Data Sheet 2_(p)ppGpp mediates persister formation in Escherichia coli during glucose to fatty acid shift.docx

Bacterial persistence contributes to antibiotic failure and recurrent infectious disease, yet the metabolic cues that promote persister formation remain poorly understood. Here we investigated Escherichia coli persistence after nutrient downshifts from glucose to various carbons. Compared to shifts to gluconeogenic carbons (pyruvate, malate, succinate, and fumarate), the glucose-to-fatty acid shift induced exceptionally high persister levels, with cells tolerating ampicillin (56%), carbenicillin (22%), and gentamicin (1%) after 24-h treatment. With an RNA-based biosensor and HPLC quantification, we detected up to 4-fold higher guanosine tetra- and penta-phosphate [(p)ppGpp] during the prolonged carbon starvation period post glucose-to-fatty acid shift, whereas (p)ppGpp levels remained low after glucose-to-gluconeogenic carbon shifts due to the shorter lag phase.
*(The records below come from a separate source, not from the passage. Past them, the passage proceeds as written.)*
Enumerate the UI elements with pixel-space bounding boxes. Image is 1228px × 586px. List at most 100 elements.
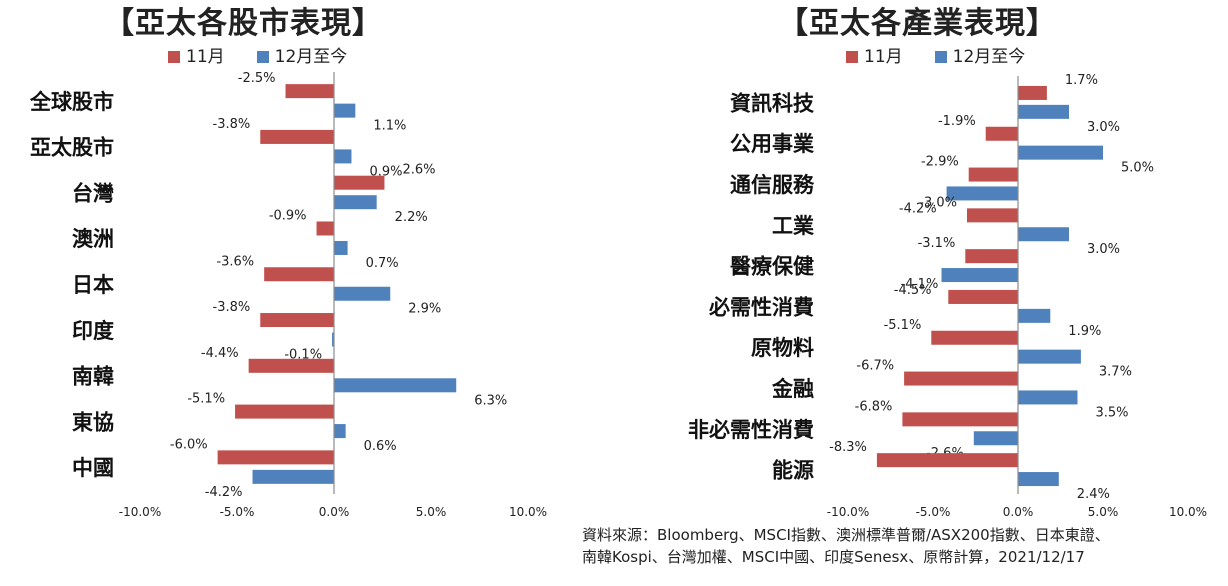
category-label: 日本 [72,273,114,297]
bar-dec [973,431,1018,446]
data-label: 6.3% [474,393,507,408]
data-label: 0.9% [369,164,402,179]
category-label: 澳洲 [72,227,114,251]
x-tick-label: 10.0% [509,505,547,519]
bar-dec [1018,349,1081,364]
bar-nov [968,167,1018,182]
data-label: -5.1% [187,392,225,407]
data-label: -1.9% [938,114,976,129]
source-note-line-1: 資料來源：Bloomberg、MSCI指數、澳洲標準普爾/ASX200指數、日本… [582,526,1110,544]
bar-dec [334,378,457,393]
data-label: 3.7% [1099,365,1132,380]
data-label: -4.1% [901,277,939,292]
category-label: 通信服務 [730,173,815,197]
data-label: -5.1% [884,318,922,333]
data-label: -6.8% [855,399,893,414]
bar-nov [334,175,385,190]
bar-nov [904,371,1018,386]
bar-dec [334,103,356,118]
legend-swatch-dec [256,51,269,63]
x-tick-label: -5.0% [916,505,951,519]
bar-dec [252,469,334,484]
bar-nov [967,208,1018,223]
data-label: 2.2% [395,210,428,225]
category-label: 工業 [772,214,815,238]
data-label: 1.7% [1065,73,1098,88]
bar-nov [985,126,1018,141]
legend-label-dec: 12月至今 [274,47,348,67]
data-label: -3.8% [213,117,251,132]
bar-nov [217,450,334,465]
data-label: -4.2% [205,485,243,500]
bar-nov [902,412,1018,427]
chart-panel-markets: 【亞太各股市表現】 11月 12月至今 全球股市 -2.5% 1.1% 亞太股市 -3.… [0,0,560,520]
category-label: 原物料 [751,336,814,360]
bar-dec [334,240,348,255]
bar-dec [334,286,391,301]
category-label: 亞太股市 [30,136,114,160]
data-label: -4.2% [899,201,937,216]
category-label: 金融 [771,377,814,401]
bar-nov [248,358,334,373]
bar-dec [332,332,334,347]
category-label: 全球股市 [29,90,114,114]
bar-dec [1018,227,1069,242]
source-note-line-2: 南韓Kospi、台灣加權、MSCI中國、印度Senesx、原幣計算，2021/1… [582,548,1085,566]
data-label: -3.8% [213,300,251,315]
bar-dec [941,268,1018,283]
x-tick-label: 10.0% [1169,505,1207,519]
data-label: -2.5% [238,71,276,86]
legend-label-nov: 11月 [864,47,903,67]
data-label: 1.1% [373,119,406,134]
bar-nov [260,313,334,328]
bar-dec [1018,104,1069,119]
x-tick-label: -5.0% [220,505,255,519]
chart-panel-sectors: 【亞太各產業表現】 11月 12月至今 資訊科技 1.7% 3.0% 公用事業 -1.9… [640,0,1228,520]
x-tick-label: -10.0% [827,505,869,519]
data-label: 0.6% [364,439,397,454]
data-label: -4.5% [894,283,932,298]
legend-label-dec: 12月至今 [952,47,1026,67]
bar-nov [948,289,1018,304]
data-label: -4.4% [201,346,239,361]
data-label: -6.0% [170,437,208,452]
data-label: -3.1% [918,236,956,251]
legend-item-dec: 12月至今 [256,46,348,68]
x-tick-label: 0.0% [1003,505,1034,519]
category-label: 非必需性消費 [688,418,814,442]
data-label: -8.3% [829,440,867,455]
category-label: 醫療保健 [730,255,814,279]
legend-item-dec: 12月至今 [934,46,1026,68]
data-label: 2.4% [1077,487,1110,502]
bar-dec [1018,308,1051,323]
bar-dec [1018,390,1078,405]
chart-title: 【亞太各股市表現】 [104,6,383,41]
category-label: 必需性消費 [709,295,814,319]
legend-label-nov: 11月 [186,47,225,67]
chart-title: 【亞太各產業表現】 [778,6,1057,41]
data-label: -3.0% [919,195,957,210]
bar-chart-markets: 全球股市 -2.5% 1.1% 亞太股市 -3.8% 0.9% 台灣 2.6% 2.2% 澳洲 -0… [29,71,547,519]
category-label: 資訊科技 [730,91,815,115]
data-label: 3.5% [1096,405,1129,420]
bar-nov [285,84,334,99]
x-tick-label: 5.0% [416,505,447,519]
bar-dec [1018,145,1103,160]
data-label: -0.9% [269,208,307,223]
bar-nov [316,221,334,236]
data-label: 0.7% [366,256,399,271]
data-label: 2.6% [402,163,435,178]
legend-swatch-nov [168,51,180,63]
bar-nov [235,404,334,419]
bar-nov [260,129,334,144]
category-label: 印度 [72,319,114,343]
data-label: 3.0% [1087,120,1120,135]
category-label: 中國 [72,456,114,480]
category-label: 公用事業 [730,132,815,156]
legend-swatch-dec [934,51,947,63]
data-label: 1.9% [1068,324,1101,339]
chart-legend: 11月 12月至今 [168,46,379,68]
x-tick-label: -10.0% [119,505,161,519]
category-label: 台灣 [72,181,114,205]
bar-nov [931,330,1018,345]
Shortening the lag phase by pre-exposing cells to fatty acid substantially reduced persistence after the glucose-to-fatty acid shift. Overexpression of acyl-ACP synthase, which acylates free acyl carrier protein and thereby suppresses SpoT-dependent (p)ppGpp synthesis, lowered (p)ppGpp levels and reduced persistence. Furthermore, overexpression of PlsB, a growth-essential enzyme in phospholipid biosynthesis that is inhibited by (p)ppGpp, also reduced persistence. In addition, 13C isotope tracing and metabolomic analysis revealed that persisters remain metabolically adaptive, rerouting measurable carbon flux into gluconeogenesis and the pentose phosphate pathway for biomass synthesis. The metabolic remodeling could assist cells to balance redox homeostasis and mitigate oxidative stress. These findings establish the role of (p)ppGpp in nutrient shift persister formation and highlights critical pathways that may be targeted to reduce persistence and improve treatment outcomes against recurrent infections.